En Ecotopia, les habitants ont choisi leur indépendance, en fermant leurs frontières et en se tournant vers une société écologique radicale. Fini le capitalisme, la surconsommation, l’extraction des ressources naturelles à outrance. Place à la sobriété et à une consommation basée sur le respect de la nature. L’être humain se retrouve au coeur d’un modèle pensé en relation avec son environnement. Le recyclage de tous les déchets est obligatoire, les plastiques biodégradables sont fabriqués à partir de végétaux, les transports en commun sont électriques et gratuits, les énergies solaire, géothermique et marémotrice ont supprimé la dépendance vis-à-vis de l’énergie fossile. C’est ce que découvre le journaliste américain William Weston, parti pour un reportage de plusieurs semaines sur la côte Ouest des Etats-Unis. Trois Etats, la Californie, l’Oregon et l’État de Washington décident de faire sécession avec le reste du continent américain et de vivre en totale autonomie. Pilier central du fonctionnement de ce nouveau pays auto-déclaré, l’écologie transmet à ses habitants de nouvelles valeurs. Vingt ans après cette sécession, notre reporter est envoyé en Ecotopia qui accepte de l’accueillir en vue d’une reprise des relations diplomatiques. Sceptique et inquiet de ce qu’il va découvrir, il se retrouve projeté dans un monde bien loin de ses plus folles pensées. Les articles qu’il écrit pour le Times-Post, sont censés mieux faire connaître ce pays aux Américains, en relatant le quotidien des Ecotopiens à travers le sport, le travail, les transports, l’éducation, l’alimentation, l’énergie, la santé.

Tous les déchets sont recyclés ou compostés

 

En Ecotopia, les hommes et les femmes vivent en parfaite harmonie avec eux-mêmes et ceux qui les entourent.
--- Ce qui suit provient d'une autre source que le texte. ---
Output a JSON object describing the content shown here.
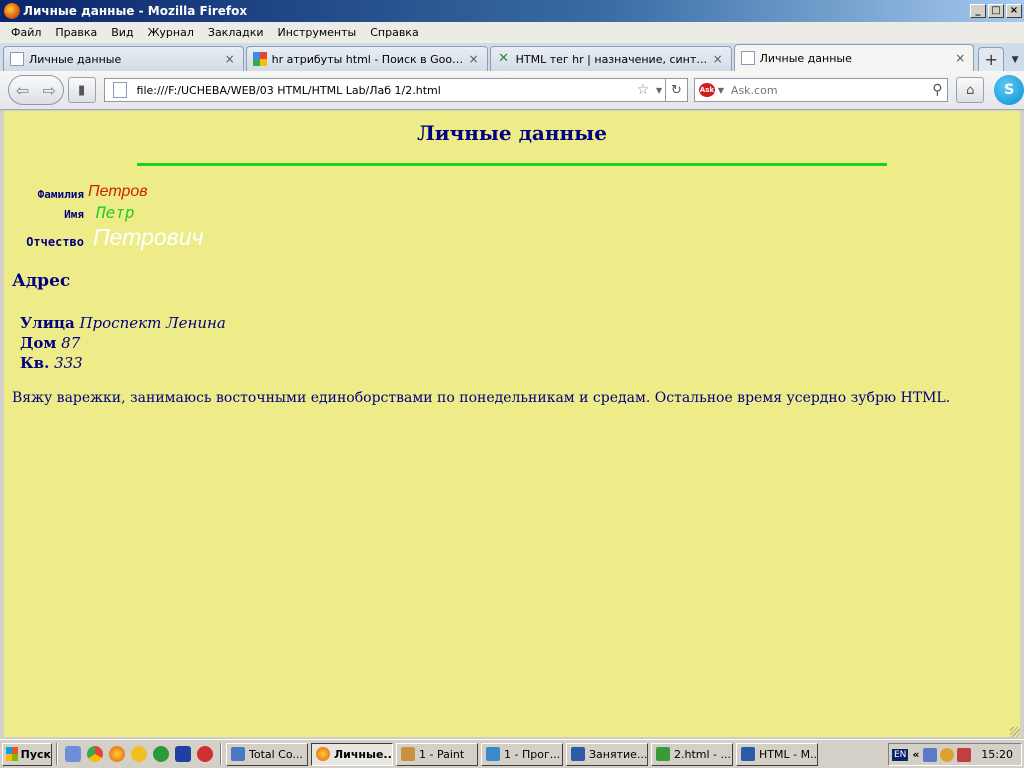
{
  "window": {
    "title": "Личные данные - Mozilla Firefox"
  },
  "menu": [
    "Файл",
    "Правка",
    "Вид",
    "Журнал",
    "Закладки",
    "Инструменты",
    "Справка"
  ],
  "tabs": [
    {
      "label": "Личные данные",
      "icon": "page-icon",
      "active": false
    },
    {
      "label": "hr атрибуты html - Поиск в Google",
      "icon": "google-icon",
      "active": false
    },
    {
      "label": "HTML тег hr | назначение, синтаксис,...",
      "icon": "site-icon",
      "active": false
    },
    {
      "label": "Личные данные",
      "icon": "page-icon",
      "active": true
    }
  ],
  "toolbar": {
    "url": "file:///F:/UCHEBA/WEB/03 HTML/HTML Lab/Лаб 1/2.html",
    "search_placeholder": "Ask.com"
  },
  "page": {
    "title": "Личные данные",
    "rule_color": "#1ad31a",
    "fields": [
      {
        "label": "Фамилия",
        "value": "Петров",
        "color": "#cc2200"
      },
      {
        "label": "Имя",
        "value": "Петр",
        "color": "#22cc22"
      },
      {
        "label": "Отчество",
        "value": "Петрович",
        "color": "#ffffff"
      }
    ],
    "address_heading": "Адрес",
    "address": [
      {
        "label": "Улица",
        "value": "Проспект Ленина"
      },
      {
        "label": "Дом",
        "value": "87"
      },
      {
        "label": "Кв.",
        "value": "333"
      }
    ],
    "about": "Вяжу варежки, занимаюсь восточными единоборствами по понедельникам и средам. Остальное время усердно зубрю HTML."
  },
  "taskbar": {
    "start_label": "Пуск",
    "items": [
      {
        "label": "Total Co...",
        "active": false
      },
      {
        "label": "Личные...",
        "active": true
      },
      {
        "label": "1 - Paint",
        "active": false
      },
      {
        "label": "1 - Прог...",
        "active": false
      },
      {
        "label": "Занятие...",
        "active": false
      },
      {
        "label": "2.html - ...",
        "active": false
      },
      {
        "label": "HTML - M...",
        "active": false
      }
    ],
    "lang": "EN",
    "clock": "15:20"
  },
  "colors": {
    "page_bg": "#eeec88",
    "text": "#000080"
  }
}
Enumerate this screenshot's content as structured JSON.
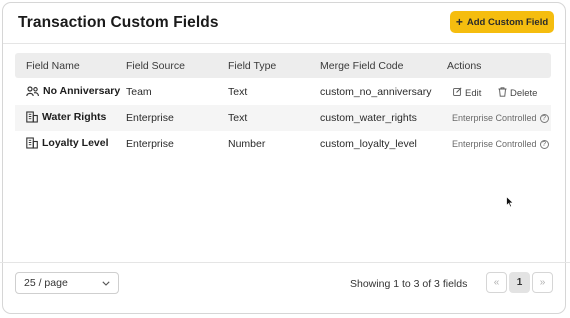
{
  "header": {
    "title": "Transaction Custom Fields",
    "add_button": "Add Custom Field"
  },
  "table": {
    "columns": [
      "Field Name",
      "Field Source",
      "Field Type",
      "Merge Field Code",
      "Actions"
    ],
    "rows": [
      {
        "icon": "people-icon",
        "name": "No Anniversary",
        "source": "Team",
        "type": "Text",
        "code": "custom_no_anniversary",
        "edit": "Edit",
        "delete": "Delete"
      },
      {
        "icon": "building-icon",
        "name": "Water Rights",
        "source": "Enterprise",
        "type": "Text",
        "code": "custom_water_rights",
        "controlled": "Enterprise Controlled"
      },
      {
        "icon": "building-icon",
        "name": "Loyalty Level",
        "source": "Enterprise",
        "type": "Number",
        "code": "custom_loyalty_level",
        "controlled": "Enterprise Controlled"
      }
    ]
  },
  "footer": {
    "page_size": "25 / page",
    "showing": "Showing 1 to 3 of 3 fields",
    "prev": "«",
    "current_page": "1",
    "next": "»"
  }
}
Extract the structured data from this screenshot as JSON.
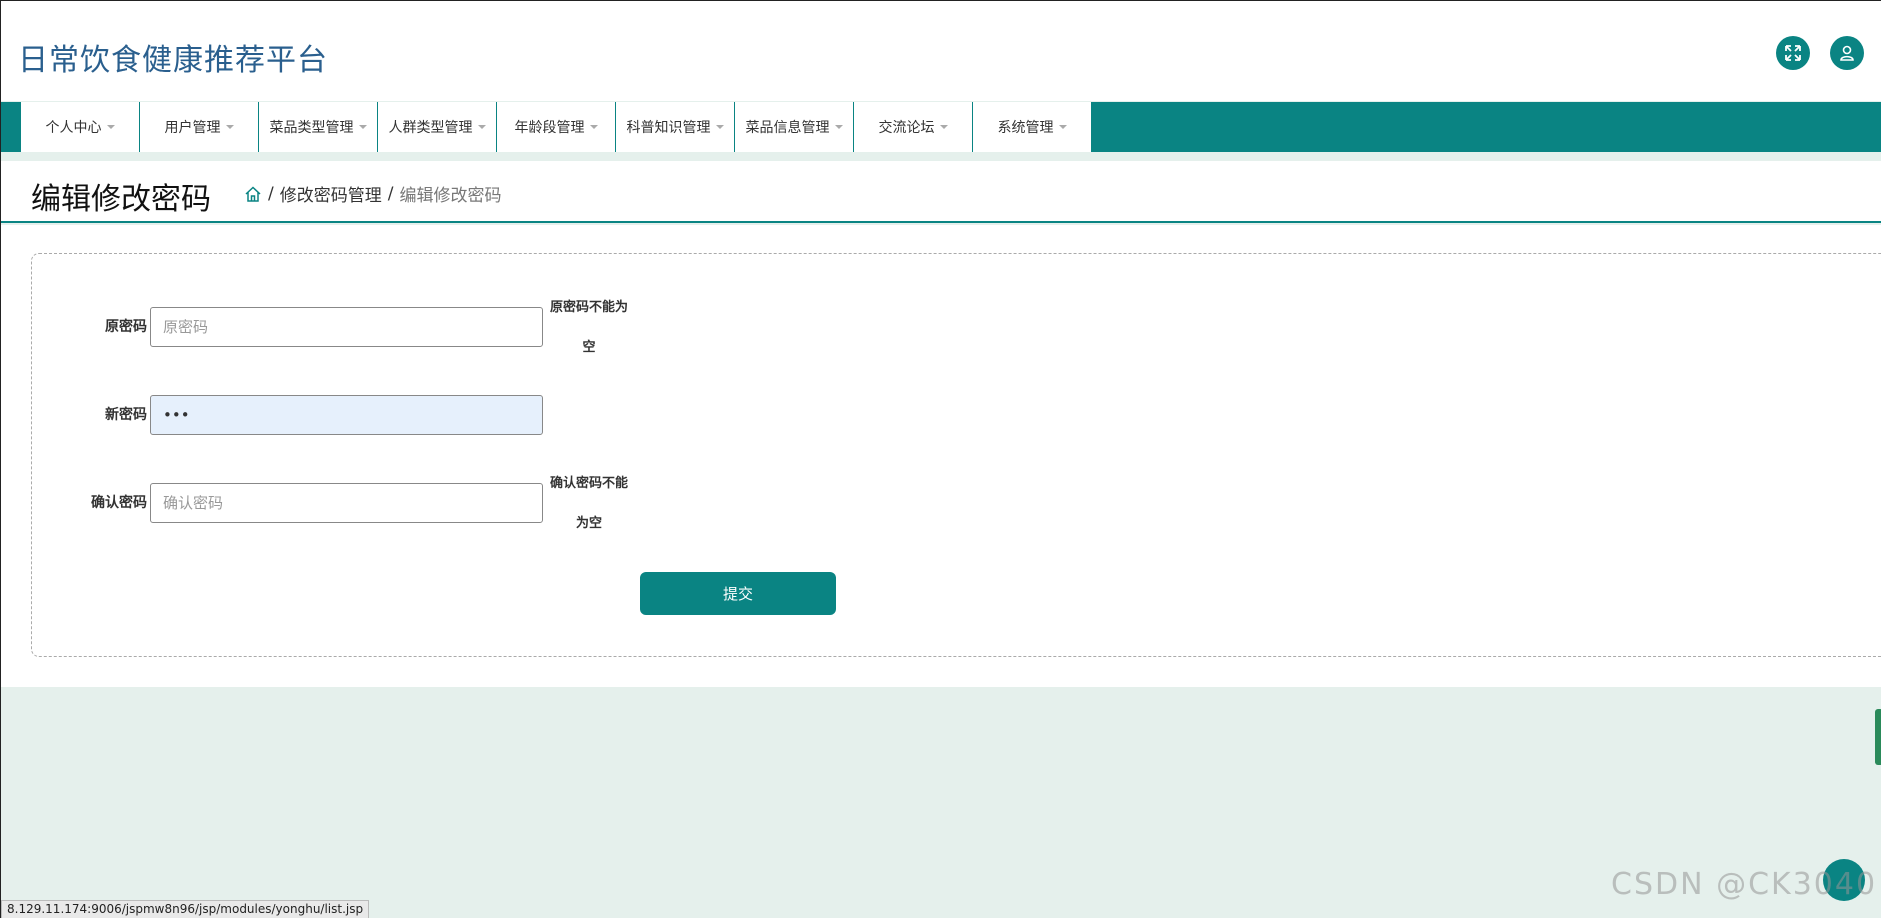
{
  "header": {
    "app_title": "日常饮食健康推荐平台"
  },
  "nav": {
    "items": [
      {
        "label": "个人中心"
      },
      {
        "label": "用户管理"
      },
      {
        "label": "菜品类型管理"
      },
      {
        "label": "人群类型管理"
      },
      {
        "label": "年龄段管理"
      },
      {
        "label": "科普知识管理"
      },
      {
        "label": "菜品信息管理"
      },
      {
        "label": "交流论坛"
      },
      {
        "label": "系统管理"
      }
    ]
  },
  "page": {
    "title": "编辑修改密码",
    "breadcrumb": {
      "separator": "/",
      "parent": "修改密码管理",
      "current": "编辑修改密码"
    }
  },
  "form": {
    "old_password": {
      "label": "原密码",
      "placeholder": "原密码",
      "value": "",
      "error_line1": "原密码不能为",
      "error_line2": "空"
    },
    "new_password": {
      "label": "新密码",
      "placeholder": "",
      "value": "•••"
    },
    "confirm_password": {
      "label": "确认密码",
      "placeholder": "确认密码",
      "value": "",
      "error_line1": "确认密码不能",
      "error_line2": "为空"
    },
    "submit_label": "提交"
  },
  "status_bar": {
    "url": "8.129.11.174:9006/jspmw8n96/jsp/modules/yonghu/list.jsp"
  },
  "watermark": "CSDN @CK3040",
  "colors": {
    "accent": "#0a8483",
    "title": "#2a5f8e",
    "page_bg": "#e5f0ec"
  }
}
La pollution a été éradiquée grâce à l’utilisation des véhicules électriques et surtout du vélo, disponible gratuitement à tous les coins de rue. Les villes ont été rasées en partie pour laisser la végétation conquérir l’espace urbain. Les maisons et les immeubles en béton ont été remplacés par des habitations en bois et lumineuses. Dans le train qui conduit le journaliste américain vers la nouvelle San Francisco, les wagons accueillent comme il le souligne, des « poubelles arborant une grosse lettre majuscule – M, V et P. Il s’agit de poubelles de recyclage. Cela étonnera sans doute mes lecteurs américains, mais j’observe que durant tout le trajet, mes compagnons de voyage trient leurs déchets et placent le métal, le plastique, le verre et le papier dans le conteneur approprié. Ils se conforment à cette règle sans donner le moindre signe de gêne ce qui en pareil cas, submergerait n’importe quel Américain ».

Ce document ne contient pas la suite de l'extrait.